Once upon a time, mail delivery was a ritual. The postman with his bike and whistle, the big red post boxes, the letters that went all the way around the world on a boat... I still can't get over the way postmen in the UK actually push your mail through the letter slot in your front door! (Maybe that doesn't happen any more?)
Then more and more people used mail for other things, like trying to sell you stuff, and advertising things you didn't want, and sending a million Christmas cards. The postal service suffered overload and efficiency went down. Or did it? Maybe we just expected too much. Letters were lost. Parcels went astray. But not always. I still remember a birthday present my grandmother sent to me in Sydney years ago - in the days when I moved around a bit - and I think it went back and forth across the Tasman Sea four times before I finally got it, covered in crossed out addresses and new attempts to find me.

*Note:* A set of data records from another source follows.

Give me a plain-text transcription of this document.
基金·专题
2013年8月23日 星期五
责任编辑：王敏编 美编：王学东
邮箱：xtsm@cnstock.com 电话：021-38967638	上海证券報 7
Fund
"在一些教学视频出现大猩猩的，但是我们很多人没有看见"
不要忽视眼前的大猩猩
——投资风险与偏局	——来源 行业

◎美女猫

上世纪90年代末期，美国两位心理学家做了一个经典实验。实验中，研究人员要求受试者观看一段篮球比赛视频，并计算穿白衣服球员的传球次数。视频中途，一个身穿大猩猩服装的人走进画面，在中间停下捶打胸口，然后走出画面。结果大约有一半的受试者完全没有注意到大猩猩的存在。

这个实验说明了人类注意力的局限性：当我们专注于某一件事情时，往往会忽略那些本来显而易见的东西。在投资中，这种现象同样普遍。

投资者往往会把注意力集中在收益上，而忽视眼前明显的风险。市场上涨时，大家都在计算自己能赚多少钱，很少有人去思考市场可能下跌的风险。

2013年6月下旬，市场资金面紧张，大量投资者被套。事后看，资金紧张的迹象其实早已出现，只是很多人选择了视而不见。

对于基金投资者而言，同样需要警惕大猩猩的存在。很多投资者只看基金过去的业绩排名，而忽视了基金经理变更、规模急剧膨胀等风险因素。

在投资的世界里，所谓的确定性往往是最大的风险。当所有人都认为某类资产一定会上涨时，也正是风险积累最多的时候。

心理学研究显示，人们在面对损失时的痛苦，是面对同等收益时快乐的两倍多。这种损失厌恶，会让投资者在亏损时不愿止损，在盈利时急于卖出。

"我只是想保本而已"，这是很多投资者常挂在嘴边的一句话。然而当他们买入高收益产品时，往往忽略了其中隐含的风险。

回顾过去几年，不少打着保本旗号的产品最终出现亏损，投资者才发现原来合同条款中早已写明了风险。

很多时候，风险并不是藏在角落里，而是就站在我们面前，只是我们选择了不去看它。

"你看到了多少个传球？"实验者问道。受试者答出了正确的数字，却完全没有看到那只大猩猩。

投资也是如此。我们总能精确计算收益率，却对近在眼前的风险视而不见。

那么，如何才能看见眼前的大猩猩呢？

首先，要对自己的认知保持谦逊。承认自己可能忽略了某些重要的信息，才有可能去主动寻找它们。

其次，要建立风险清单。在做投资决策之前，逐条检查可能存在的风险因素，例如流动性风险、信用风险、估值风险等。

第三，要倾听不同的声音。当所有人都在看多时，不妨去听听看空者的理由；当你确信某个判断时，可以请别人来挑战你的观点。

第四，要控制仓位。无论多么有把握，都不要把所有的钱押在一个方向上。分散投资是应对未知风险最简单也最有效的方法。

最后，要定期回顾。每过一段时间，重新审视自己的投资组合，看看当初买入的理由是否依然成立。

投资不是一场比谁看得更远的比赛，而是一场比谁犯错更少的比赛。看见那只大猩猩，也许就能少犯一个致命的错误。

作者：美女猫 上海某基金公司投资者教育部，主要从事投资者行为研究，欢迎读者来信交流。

I live in an area that seems to have a sub-post office. This means that if someone in the delivery area is running late (most days), my area has to wait for the next day. I complained. Huh! I've got used to receiving things a day later than everyone else. But my postman has been on the job for years, so wrongly-addressed letters often still get to me. The thing is - letters still go astray, even important letters. A few years ago, I sent 150 pages of a manuscript that I'd edited back to a writer friend. Admittedly, she was in Queensland at the time, but at a legitimate address. She never received it. Recently, an edited manuscript sent to me never arrived. Where on earth do these things go? It's not as if they're in small envelopes!
But woe is you if you think email is any better. By my estimates, at least 3% of my emails either never reach their destination, or I never receive those destined for me. When it's someone asking if I've read a review in the weekend paper, I'm not likely to notice. But there have been significant occasions in the past year where I have not received important emails (telling me something has been accepted for publication, for instance - calamity!), and also where my emails have not reached people at crucial times.
Ticking the Receipt Requested box on my email doesn't work. Most people I know ignore this. The only way to solve it is to ask the person, in my actual email, to send me back a quick Yes to say they received it. And hope they do.
Why am I rabbitting on about this? Simply because a number of US publishers have now decided that they will only respond to your submission if they are interested in reading more or offering publication. Zap!
Now that would be an entirely fair and reasonable way to go about dealing with the slush pile. Except ... how would you know if they received your submission in the first place? Delivery of snail mail or email is not 100% certain. By my calculations, not even 98% certain. It's a quandary indeed. All we writers can do is persevere, and hope Australia Post and the US Postal Service do the same.